そもそもなぜIFRSが作成されたかというと、国際化が進む中、各企業は国毎に異なる財務報告書を作成するよりも、1つに統一する事により国際的企業間の比較を可能とし、今後更に進であろうグローバル化に対応する為である。すでにEUの上場企業はIFRSに適応しており、日本でも2015年又は2016年から上場企業に強制適用が行われる見通しだ。
一見するとデメリットがないように思えるが、今までの財務報告基準と大きく異なる為、日本企業にとってはJ-SOX法適用以上の混乱が予想されると言われている。そもそも今までの日本の会計報告基準はアメリカ型の条文主義を元に行われていたが、IFRSはイギリスの原理原則主義を基礎としているため、多くの基準項目が異なったり禁止される場合がある。こうなると後数年の内に日本の上場企業はIFSRに対応するため新たに人材確保や部署やシステムの設置が必要になり、上場維持にかかるコストが増えることになる。
すでにIFRS以前に適応となった内部統制(J-SOX)による上場コスト増大は大きな影響をもたらした。アメリカのエンロン事件が引き金となり株主や利害関係者の権利を守るためにSOX法がアメリカで執行され、後に日本でもライブドア事件などにより日本版SOX法の制定・執行となった。それまで各会社毎に任されていた統制業務を厳しく厳格化し、報告義務を課した。
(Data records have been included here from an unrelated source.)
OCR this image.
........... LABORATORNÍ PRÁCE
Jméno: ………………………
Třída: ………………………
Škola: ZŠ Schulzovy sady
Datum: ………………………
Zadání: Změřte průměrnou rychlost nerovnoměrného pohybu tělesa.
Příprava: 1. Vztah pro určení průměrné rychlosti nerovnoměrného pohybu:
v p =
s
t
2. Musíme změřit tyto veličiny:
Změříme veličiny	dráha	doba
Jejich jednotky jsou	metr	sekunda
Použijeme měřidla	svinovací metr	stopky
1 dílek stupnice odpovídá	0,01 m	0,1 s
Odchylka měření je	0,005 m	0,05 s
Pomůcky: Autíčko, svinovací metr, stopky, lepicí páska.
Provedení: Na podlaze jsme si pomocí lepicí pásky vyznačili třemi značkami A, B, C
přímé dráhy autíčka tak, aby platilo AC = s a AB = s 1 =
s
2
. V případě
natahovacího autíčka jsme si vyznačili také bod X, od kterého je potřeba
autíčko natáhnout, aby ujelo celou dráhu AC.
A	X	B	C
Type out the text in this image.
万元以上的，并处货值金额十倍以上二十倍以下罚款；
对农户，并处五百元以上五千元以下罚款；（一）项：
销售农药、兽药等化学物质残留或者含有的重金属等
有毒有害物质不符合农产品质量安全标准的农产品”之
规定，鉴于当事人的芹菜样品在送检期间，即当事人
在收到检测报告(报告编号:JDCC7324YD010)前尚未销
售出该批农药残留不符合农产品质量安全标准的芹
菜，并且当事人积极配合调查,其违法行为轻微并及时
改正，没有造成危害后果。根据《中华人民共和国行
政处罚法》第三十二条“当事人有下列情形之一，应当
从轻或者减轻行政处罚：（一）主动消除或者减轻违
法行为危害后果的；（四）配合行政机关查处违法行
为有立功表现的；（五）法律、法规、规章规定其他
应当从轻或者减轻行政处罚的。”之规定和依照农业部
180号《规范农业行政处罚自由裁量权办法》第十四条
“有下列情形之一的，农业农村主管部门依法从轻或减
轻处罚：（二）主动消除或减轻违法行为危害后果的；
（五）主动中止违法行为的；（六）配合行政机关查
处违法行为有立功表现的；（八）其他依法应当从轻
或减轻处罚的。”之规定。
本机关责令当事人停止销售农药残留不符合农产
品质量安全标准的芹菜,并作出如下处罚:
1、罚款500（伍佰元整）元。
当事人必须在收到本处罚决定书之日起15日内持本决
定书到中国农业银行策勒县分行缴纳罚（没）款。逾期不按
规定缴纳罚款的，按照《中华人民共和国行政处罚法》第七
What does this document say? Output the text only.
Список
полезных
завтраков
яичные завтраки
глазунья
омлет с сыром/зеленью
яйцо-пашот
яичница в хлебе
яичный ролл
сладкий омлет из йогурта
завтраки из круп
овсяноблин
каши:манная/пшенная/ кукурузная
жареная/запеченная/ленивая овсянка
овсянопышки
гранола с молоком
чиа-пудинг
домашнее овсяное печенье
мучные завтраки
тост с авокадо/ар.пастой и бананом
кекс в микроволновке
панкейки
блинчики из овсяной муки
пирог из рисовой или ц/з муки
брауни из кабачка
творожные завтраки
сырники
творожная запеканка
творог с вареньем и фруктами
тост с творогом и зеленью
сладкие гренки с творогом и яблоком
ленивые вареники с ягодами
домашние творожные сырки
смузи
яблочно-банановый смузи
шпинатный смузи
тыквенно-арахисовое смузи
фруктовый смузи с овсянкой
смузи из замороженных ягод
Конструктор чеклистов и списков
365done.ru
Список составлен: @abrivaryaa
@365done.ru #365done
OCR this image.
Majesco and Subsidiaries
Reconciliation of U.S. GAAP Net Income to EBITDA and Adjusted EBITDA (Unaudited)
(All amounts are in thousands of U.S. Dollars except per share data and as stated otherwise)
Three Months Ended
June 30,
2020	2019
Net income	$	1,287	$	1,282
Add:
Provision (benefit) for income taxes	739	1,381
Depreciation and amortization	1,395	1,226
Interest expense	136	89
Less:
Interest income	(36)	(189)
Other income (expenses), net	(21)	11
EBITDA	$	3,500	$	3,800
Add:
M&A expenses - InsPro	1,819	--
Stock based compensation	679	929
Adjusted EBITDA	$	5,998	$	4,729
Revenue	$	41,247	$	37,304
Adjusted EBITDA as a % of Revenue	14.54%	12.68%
内部統制と一言に言っても様々な要素から構成され、全項目を正しく統制するには多大なる人力と金がかかる。例えば企業による情報管理も厳格化された一項目だ。アクセス権限をユーザー毎に管理するツールやシンククライアント導入など初期投資は計り知れない。又、上場企業と取引をしている企業にもプライバシーマーク取得の強制や18号監査の適用などJ-SOX法の影響は決して上場企業だけではない。これが企業の基盤とも成る財務報告書の基準改定になるとSOX適用以上の負担が予想される。
こうなるとこれから上場を目指している企業にとっては道のりが更に厳しくなったとも言える。新興市場での上場はともかく、内部統制やIFRSにかかるコストを差し引いてもある程度の利益を出せる企業のみが上場し、尚かつ上場維持が出来るため、スピードや将来的価値以上に体力を持った企業しか今後株式公開を実現出来ないのかもしれない。